Ian Engle has never dealt well with apathy or complacency. He’s always challenged adversity and worked hard to better himself. This mentality earned him a position on the Michigan State wrestling team and fueled his success in school, where he received a history degree with plans for a career in academia.
Ian now serves as the executive director of the Northwest Colorado Center for Independence (NWCCI), a departure from his planned career path. He often tells people he fell into this line of work — an intentional play on words: When he was 21, Ian fell 40 feet from the top of a tree.
“There wasn’t room for being a victim.”
When Ian awoke in the hospital, he learned the severity of his injuries: a crushed pelvis and spinal cord injury that left him paralyzed. His first thoughts weren’t about himself; instead, he thought about his mother and his younger siblings. He knew his injuries resulted from his actions but would hurt his loved ones the most, and he needed to tell them he was OK. He left no room for self-pity or depression. When his mother arrived, it was a beautiful moment. She simply was happy her son was alive and saw Ian as himself, not as someone different. It was a moment that changed his life.
Ian’s hard work ethic transferred seamlessly into his recovery: He completed his inpatient rehab within six months of the accident. But then Ian received news that was almost as devastating as his paralysis: He had no insurance, so he was being discharged to a nursing home. As he left, he looked down Michigan Avenue and saw people marching with signs. There were hundreds of people in wheelchairs. He learned the march was part of a nationwide movement to advocate for disability rights and adaptive action, and he quickly joined the crowd — an experience that launched him into a career of disability advocacy and activism.
Today, Ian and the NWCCI team work to overcome the stigma that people with disabilities are helpless. It comes with challenges, like determining how best to address an act intended to help but that instead becomes oppressive.
“We need to break down the ‘us’ and ‘them,’’” Ian says. “If people knew better, they’d do better. They’re not trying to be rude or oppressive by helping me…they just don’t know any better.”
Ian and his team subscribe to a “learn by failing” mentality and are working to shift how human services are delivered. They focus on providing a participant-driven, peer-support system. It’s a strength-based approach that fosters independence and connects people to resources they can use to empower themselves — resources like Health First Colorado (Colorado’s Medicaid Program).
“Medicaid is a tool, a resource. It allows me to do things I wouldn’t otherwise be able to do.”
Ian participates in the Health First Colorado Buy-In Program for Working Adults with Disabilities. The program allows him to earn an income, pay a monthly premium, and receive Health First Colorado benefits. It’s quality insurance for which he wouldn’t otherwise be eligible.

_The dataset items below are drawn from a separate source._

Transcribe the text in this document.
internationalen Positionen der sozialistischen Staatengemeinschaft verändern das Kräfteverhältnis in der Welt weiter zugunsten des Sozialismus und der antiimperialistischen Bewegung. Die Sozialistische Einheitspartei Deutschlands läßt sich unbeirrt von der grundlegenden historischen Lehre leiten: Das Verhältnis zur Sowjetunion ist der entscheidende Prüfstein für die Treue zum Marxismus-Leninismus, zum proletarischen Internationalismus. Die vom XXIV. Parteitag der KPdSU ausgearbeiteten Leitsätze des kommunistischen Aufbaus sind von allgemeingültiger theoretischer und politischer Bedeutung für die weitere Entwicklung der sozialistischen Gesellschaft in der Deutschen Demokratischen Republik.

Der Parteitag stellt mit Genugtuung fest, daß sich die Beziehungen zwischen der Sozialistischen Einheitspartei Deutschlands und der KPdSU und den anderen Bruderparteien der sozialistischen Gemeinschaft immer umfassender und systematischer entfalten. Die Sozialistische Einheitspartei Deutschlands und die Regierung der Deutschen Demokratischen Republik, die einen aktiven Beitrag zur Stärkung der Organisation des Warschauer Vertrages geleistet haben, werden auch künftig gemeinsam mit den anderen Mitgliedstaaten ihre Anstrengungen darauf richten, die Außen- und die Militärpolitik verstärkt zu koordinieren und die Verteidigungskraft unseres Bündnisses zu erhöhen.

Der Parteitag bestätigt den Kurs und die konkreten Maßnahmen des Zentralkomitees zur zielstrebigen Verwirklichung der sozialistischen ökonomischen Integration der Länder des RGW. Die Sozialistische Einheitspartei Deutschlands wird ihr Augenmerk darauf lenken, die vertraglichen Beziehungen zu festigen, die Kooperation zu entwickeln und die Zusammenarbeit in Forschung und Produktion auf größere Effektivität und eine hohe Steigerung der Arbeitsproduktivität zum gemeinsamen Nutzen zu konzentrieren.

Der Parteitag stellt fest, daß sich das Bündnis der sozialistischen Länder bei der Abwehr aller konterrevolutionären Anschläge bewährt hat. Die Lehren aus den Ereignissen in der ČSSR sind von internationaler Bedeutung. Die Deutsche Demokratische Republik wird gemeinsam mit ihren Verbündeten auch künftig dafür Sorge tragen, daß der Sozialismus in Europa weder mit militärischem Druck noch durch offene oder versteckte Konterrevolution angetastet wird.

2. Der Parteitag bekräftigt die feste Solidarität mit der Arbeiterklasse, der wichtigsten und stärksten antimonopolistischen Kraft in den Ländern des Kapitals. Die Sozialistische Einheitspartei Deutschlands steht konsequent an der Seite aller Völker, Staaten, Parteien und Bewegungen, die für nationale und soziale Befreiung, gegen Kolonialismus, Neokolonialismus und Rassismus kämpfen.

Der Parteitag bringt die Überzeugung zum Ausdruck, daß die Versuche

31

Even with his coverage, Ian admits he doesn’t enjoy going to the doctor’s office. He’s had his fair share of tests, needles, and medications over the past 30 years. But Health First Colorado helps make access to care more palatable for Ian and other individuals with disabilities who may have concerns or lack trust in the medical system. It helps address some of the most basic access barriers, like a lack of translation services or resources to support individuals with autism.
But as with any system, Ian acknowledges there’s room for improvement. “Every challenge is an opportunity,” he says. “It’s an opportunity for us to come out and have these important conversations around ‘What does good access to health care mean for everybody?’ and ‘How do we set up systems that accommodate people in a user-friendly way?’” To Ian, these opportunities help to close the gap between people with disabilities and those without, to grow, educate, and address ignorance.
Ian is thankful to have met a broad community of people from various backgrounds who have come together for this common purpose. He describes it as a gravitational pull, where puzzle pieces combine to create a beautiful picture. And Ian wouldn’t give up who he is now; he enjoys his life. Thanks to advances in adaptive equipment, he stays active by kayaking and mountain bike handcycling. His job allows him to meet with and bolster the confidence of children with disabilities. And he can spend nearly every minute with his faithful service dogs, Montezuma and Mitakuye.
But Ian admits he didn’t always have this positive outlook on life, noting there’s an irony to his optimism: His accident changed his perspective. “In some ways, I was kind of built for this. Going through adversity has galvanized me and made me a better person — and that’s not necessarily a given.”